Articles avec #humeurs tag

Publié le 9 Avril 2016

Bi

C'est pratique "bi" mais c'est quoi? Bi-nationale, bi-polaire, bi-sexuelle... bi-cyclette? En l'occurence c'est bi-colore, comme ces coupes de cheveux que finissent par avoir les jeunes femmes blondes, lorsque la racine de leurs cheveux, plus sombre, est débarrassée de la pointe plus claire. Dis comme ça, ça fait bizarre de dire que la couleur de cheveux est bicolore, pourtant c'est un style, plutôt courant d'ailleurs, que le blond soit naturel ou pas.

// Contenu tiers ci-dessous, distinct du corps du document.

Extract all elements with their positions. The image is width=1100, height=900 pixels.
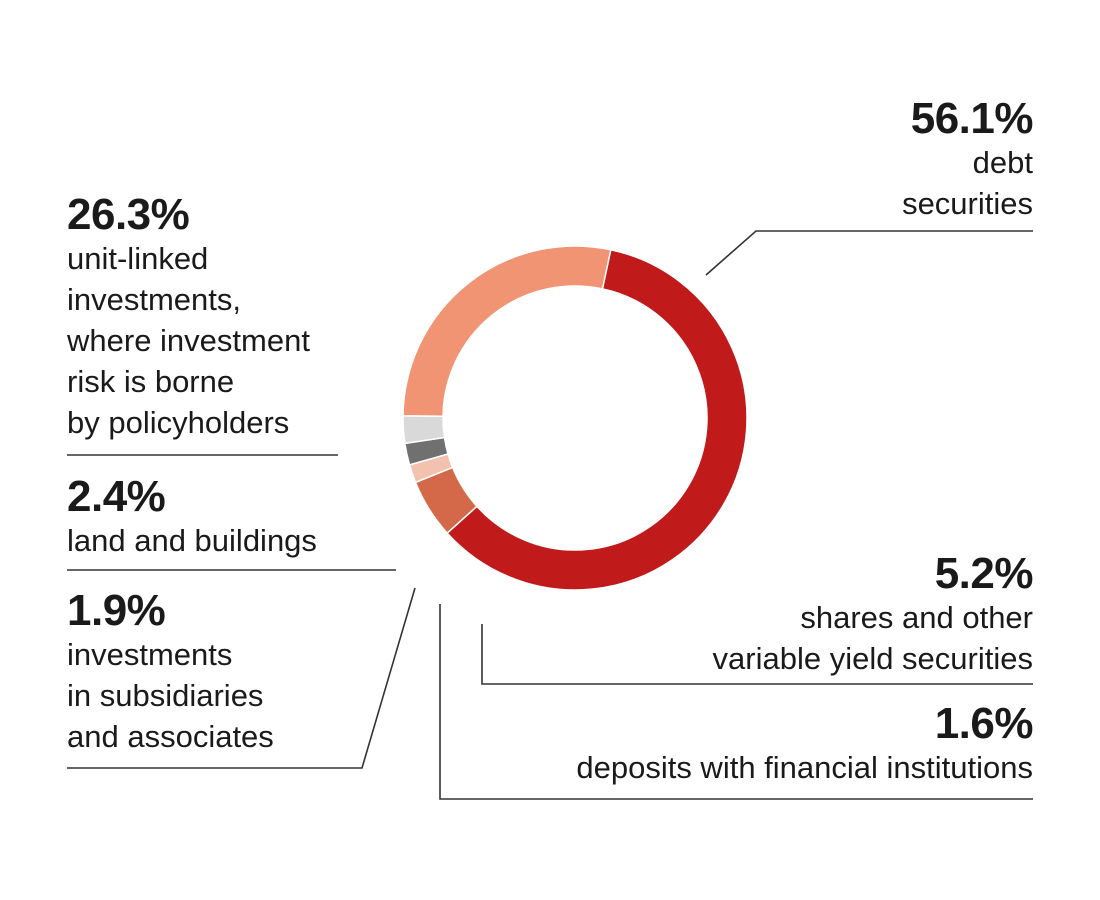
value-label-deposits: 1.6% <box>934 699 1034 748</box>
category-label-land-buildings: land and buildings <box>67 523 317 558</box>
donut-slice-unit-linked <box>402 245 612 418</box>
leader-line-subsidiaries <box>67 587 416 769</box>
category-label-shares: shares and other variable yield securiti… <box>712 600 1033 676</box>
slice-label-debt-securities: 56.1% debt securities <box>902 96 1033 224</box>
slice-label-subsidiaries: 1.9% investments in subsidiaries and ass… <box>67 588 274 757</box>
value-label-unit-linked: 26.3% <box>67 190 190 239</box>
leader-line-deposits <box>439 604 1033 800</box>
category-label-unit-linked: unit-linked investments, where investmen… <box>67 241 310 440</box>
category-label-deposits: deposits with financial institutions <box>576 750 1033 785</box>
leader-line-shares <box>481 624 1033 685</box>
slice-label-deposits: 1.6% deposits with financial institution… <box>576 701 1033 788</box>
donut-slice-debt-securities <box>446 248 748 591</box>
leader-line-debt-securities <box>705 230 1033 276</box>
value-label-shares: 5.2% <box>934 549 1034 598</box>
value-label-land-buildings: 2.4% <box>67 472 166 521</box>
value-label-subsidiaries: 1.9% <box>67 586 166 635</box>
category-label-debt-securities: debt securities <box>902 145 1033 221</box>
value-label-debt-securities: 56.1% <box>910 94 1034 143</box>
slice-label-shares: 5.2% shares and other variable yield sec… <box>712 549 1034 679</box>
slice-label-land-buildings: 2.4% land and buildings <box>67 474 317 561</box>
slice-label-unit-linked: 26.3% unit-linked investments, where inv… <box>67 192 310 443</box>
category-label-subsidiaries: investments in subsidiaries and associat… <box>67 637 274 754</box>
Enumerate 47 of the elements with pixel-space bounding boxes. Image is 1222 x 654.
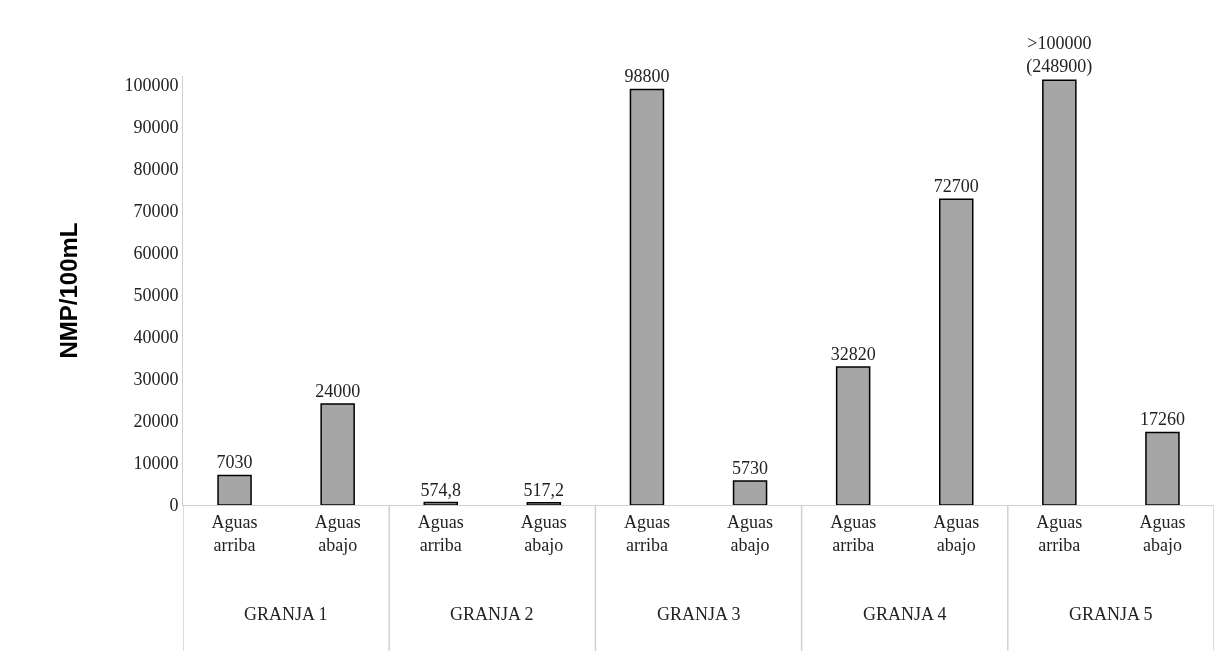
x-tick-label: Aguas abajo bbox=[520, 511, 567, 555]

Si j'avais posé la question dans la rue en montrant cette photo, je parie que bon nombre, hommes et femmes confondus, m'auraient répondu bi-sexuelle, parce que pour eux, les cheveux courts à ce point, sur une femme, signifie obligatoirement homosexualité et que ce qui s'en rapproche le plus dans ce cas c'est bi-sexuel... C'est dingue comme ces préjugés sont ancrés dans les esprits simples. Enfin... peut être que je me trompe après tout ( mais hélas, je ne crois pas )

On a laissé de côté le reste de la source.